The US has also alleged that some payments were also made to influence the selection of the host country for the 2010 world cup, South Africa.
Bribes were also paid in connection with the election for Fifa president in 2011, and the choice of sponsor for the Brazilian team — a major US sportswear company won that deal.
The charged soccer officials include Fifa vice-president Jeffrey Webb, who is in charge of the organisation’s north American operations, including the US, and his predecessor.
Other Fifa officials included those running the sport in Costa Rica, Nicaragua, Trinidad and Tobago, Uruguay, Venezuela and those encourage with Olympics soccer tournaments.
The four indicted executives were heads of two Argentina-based sports marketing companies and one from the US, and one from a broadcasting company who served as an intermediary.
Four people investigated have already pleaded guilty and they include sons of the Trinidad official, an American official and an executive from a Brazilian company.
“The indictment alleges corruption that is rampant, systemic, and deep-rooted both abroad and here in the United States,” said Attorney General Loretta Lynch in a statement.
“It spans at least two generations of soccer officials who, as alleged, have abused their positions of trust to acquire millions of dollars in bribes and kickbacks.”
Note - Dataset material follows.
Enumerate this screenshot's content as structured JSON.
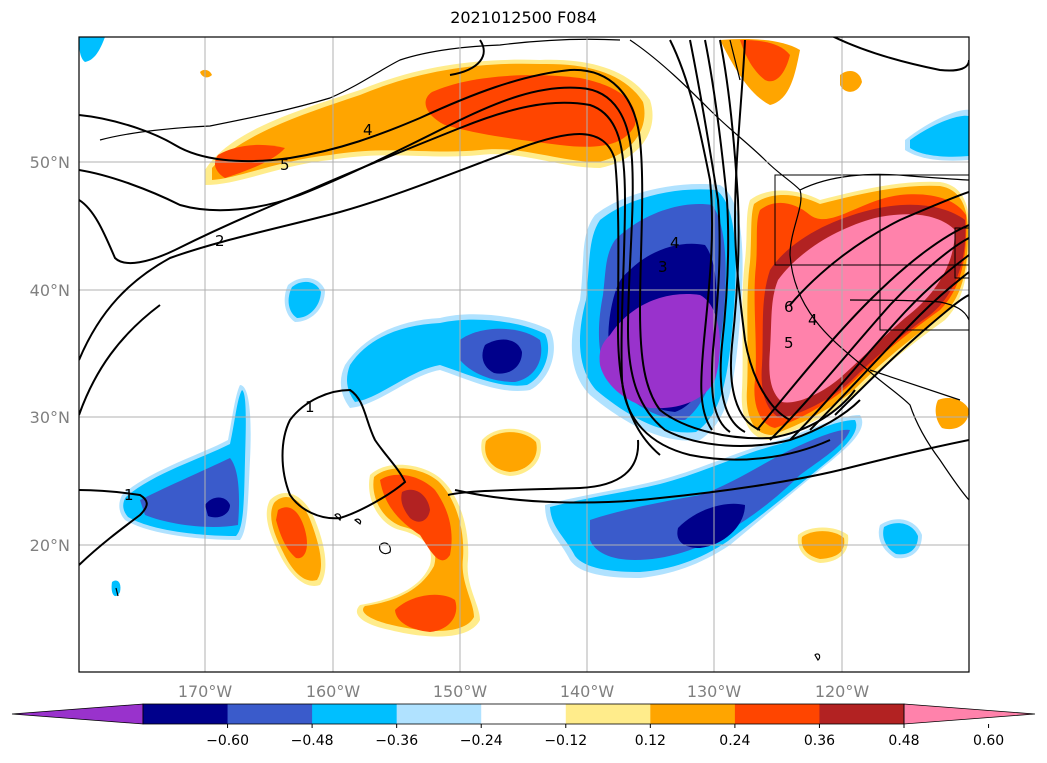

The indictments were unsealed in federal court in Brooklyn, New York early Wednesday morning, as details of the allegations and arrests trickled in form Zurich.
Swiss authorities have said the arrests were made at the request of the United States, whose investigators continue to raid and search related premises and facilities.
Headquarters of CONCACAF, the body that oversees soccer in 41 nations including the United States, were being searched in Florida, the justice department said in a statement.